美国国家公共电台 NPR Calif. Fire Victims Put Up Christmas Trees Where Homes Once Stood(在线收听

 

SCOTT SIMON, HOST:

A massive wildfire continues to burn in Southern California. The Thomas fire is now the largest in the state's history and still threatens homes and businesses in Santa Barbara and Ventura counties. October wildfires in Northern California burned thousands of homes in Santa Rosa, destroyed most of an entire working class neighborhood. From member station KQED, April Dembosky reports that some residents are adapting their Christmas traditions to devastation.

APRIL DEMBOSKY, BYLINE: What was once a crowded row of houses along Hopper Avenue in Santa Rosa is now a vast dirt plain. But in empty lot after empty lot, people have put up Christmas trees. Red ribbons and shimmering silver tinsel defy the landscape.

LOUIS PELL: Morbid, bizarre.

LILLY PELL: Festive.

LOUIS PELL: Lilly thinks it's festive.

DEMBOSKY: Louis Pell and his 8-year-old daughter Lilly are staking a 10-foot noble fir in the spot where their front door used to be.

LOUIS PELL: The spirit of Christmas isn't gone, even though, like, the rest of my neighborhood is gone.
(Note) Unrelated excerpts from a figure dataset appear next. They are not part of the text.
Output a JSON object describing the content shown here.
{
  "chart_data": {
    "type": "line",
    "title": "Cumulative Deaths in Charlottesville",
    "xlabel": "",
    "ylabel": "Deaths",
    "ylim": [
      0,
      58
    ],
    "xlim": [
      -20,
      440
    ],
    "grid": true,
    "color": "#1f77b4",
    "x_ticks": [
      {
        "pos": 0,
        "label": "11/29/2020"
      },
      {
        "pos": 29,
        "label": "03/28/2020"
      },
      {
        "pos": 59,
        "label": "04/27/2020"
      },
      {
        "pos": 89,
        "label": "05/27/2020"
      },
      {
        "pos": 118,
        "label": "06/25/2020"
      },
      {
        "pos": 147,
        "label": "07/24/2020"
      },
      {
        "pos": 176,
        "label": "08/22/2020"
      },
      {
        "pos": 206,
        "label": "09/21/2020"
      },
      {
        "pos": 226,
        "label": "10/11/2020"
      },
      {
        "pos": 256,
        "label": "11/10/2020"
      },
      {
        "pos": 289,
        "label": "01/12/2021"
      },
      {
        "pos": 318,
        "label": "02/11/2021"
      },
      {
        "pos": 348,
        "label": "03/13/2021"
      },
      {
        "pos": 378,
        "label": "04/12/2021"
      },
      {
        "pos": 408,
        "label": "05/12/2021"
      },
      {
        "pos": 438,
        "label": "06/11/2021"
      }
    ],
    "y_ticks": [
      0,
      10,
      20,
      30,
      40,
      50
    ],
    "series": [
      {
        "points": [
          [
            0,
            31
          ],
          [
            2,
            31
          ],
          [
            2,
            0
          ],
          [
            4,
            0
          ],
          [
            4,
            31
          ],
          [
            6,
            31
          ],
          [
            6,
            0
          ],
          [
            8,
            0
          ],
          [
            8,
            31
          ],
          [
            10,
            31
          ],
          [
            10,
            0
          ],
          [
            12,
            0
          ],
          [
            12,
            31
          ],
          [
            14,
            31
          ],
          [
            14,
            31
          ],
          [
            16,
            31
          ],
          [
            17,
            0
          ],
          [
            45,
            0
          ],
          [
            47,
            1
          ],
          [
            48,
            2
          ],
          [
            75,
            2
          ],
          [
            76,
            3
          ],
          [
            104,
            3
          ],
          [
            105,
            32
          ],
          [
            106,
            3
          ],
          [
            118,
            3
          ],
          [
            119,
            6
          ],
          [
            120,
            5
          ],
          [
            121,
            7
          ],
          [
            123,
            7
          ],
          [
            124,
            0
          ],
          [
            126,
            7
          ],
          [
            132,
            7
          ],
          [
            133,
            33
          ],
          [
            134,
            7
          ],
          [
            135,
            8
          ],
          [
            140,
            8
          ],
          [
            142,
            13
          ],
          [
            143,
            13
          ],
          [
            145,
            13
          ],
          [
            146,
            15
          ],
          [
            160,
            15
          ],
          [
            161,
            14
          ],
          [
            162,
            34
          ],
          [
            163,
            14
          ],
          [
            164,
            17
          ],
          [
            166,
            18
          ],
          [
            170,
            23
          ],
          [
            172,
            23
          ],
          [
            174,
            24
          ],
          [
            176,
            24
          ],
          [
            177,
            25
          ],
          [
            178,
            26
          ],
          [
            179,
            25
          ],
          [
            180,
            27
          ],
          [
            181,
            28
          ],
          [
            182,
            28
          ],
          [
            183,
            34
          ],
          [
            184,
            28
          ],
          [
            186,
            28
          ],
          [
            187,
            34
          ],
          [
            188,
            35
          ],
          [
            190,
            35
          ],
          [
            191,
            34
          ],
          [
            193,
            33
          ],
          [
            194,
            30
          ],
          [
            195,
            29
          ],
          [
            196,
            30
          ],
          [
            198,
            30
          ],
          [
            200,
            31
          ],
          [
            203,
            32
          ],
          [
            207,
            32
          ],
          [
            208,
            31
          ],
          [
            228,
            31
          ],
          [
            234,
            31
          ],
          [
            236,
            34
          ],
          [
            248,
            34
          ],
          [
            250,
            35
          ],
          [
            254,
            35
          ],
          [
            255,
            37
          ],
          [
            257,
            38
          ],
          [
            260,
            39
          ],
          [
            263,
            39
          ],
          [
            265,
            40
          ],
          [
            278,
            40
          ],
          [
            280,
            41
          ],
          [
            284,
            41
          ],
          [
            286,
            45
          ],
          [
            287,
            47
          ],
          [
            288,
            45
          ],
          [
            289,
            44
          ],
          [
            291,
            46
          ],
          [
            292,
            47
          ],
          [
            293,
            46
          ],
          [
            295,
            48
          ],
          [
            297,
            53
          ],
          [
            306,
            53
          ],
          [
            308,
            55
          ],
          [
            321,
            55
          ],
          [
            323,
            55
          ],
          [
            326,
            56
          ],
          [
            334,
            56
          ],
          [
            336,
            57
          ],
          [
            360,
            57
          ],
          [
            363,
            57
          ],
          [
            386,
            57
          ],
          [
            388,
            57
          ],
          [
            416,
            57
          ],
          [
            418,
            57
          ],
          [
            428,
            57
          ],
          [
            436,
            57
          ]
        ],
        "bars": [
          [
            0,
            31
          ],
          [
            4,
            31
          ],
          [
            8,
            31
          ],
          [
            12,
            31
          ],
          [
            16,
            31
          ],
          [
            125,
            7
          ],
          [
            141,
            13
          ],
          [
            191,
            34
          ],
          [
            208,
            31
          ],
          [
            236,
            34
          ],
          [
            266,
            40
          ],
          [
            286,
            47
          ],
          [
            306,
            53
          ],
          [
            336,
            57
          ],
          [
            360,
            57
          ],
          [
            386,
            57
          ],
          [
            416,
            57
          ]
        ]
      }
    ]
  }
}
Like, everybody here is, like, the happiest they've been in months doing this.

DEMBOSKY: Pell and Lilly have been staying with friends since the fire. Their hosts put up a tree a couple of weeks ago.

LOUIS PELL: But this one will be ours, so - and she gets to decorate it, which is going to be the fun part.

Good job, Lilly.

DEMBOSKY: A local disaster response team has been handing out the trees and decorations for free. The group's director, Kadyn Schumann, says they've also hosted block parties and Santa visits and even hauled in a big pile of snow.

KADYN SCHUMANN: Kids were having snowball fights.

DEMBOSKY: It's been 15 years since it snowed in Santa Rosa.

SCHUMANN: You know, it was really - it was magical.

LILLY: Gives me happy feelings.

DEMBOSKY: Lilly Pell hangs one of the glittery blue Christmas balls on her tree.

LILLY: I feel like we're at the staircase again. This is where we usually would put our tree.

DEMBOSKY: She crawls under the tree and looks up through the branches.

LILLY: Makes me feel like our house is still standing. It's not like we can't ever see our house again. It will always be there. You just can't see it. But I can feel it.

DEMBOSKY: Lilly's dad didn't have homeowner's insurance. And he says he can't afford to rebuild right now. He's not sure what they'll do for Christmas. But at some point, he says, they'll definitely stop by this lot to see their tree.

For NPR News, I'm April Dembosky in Santa Rosa.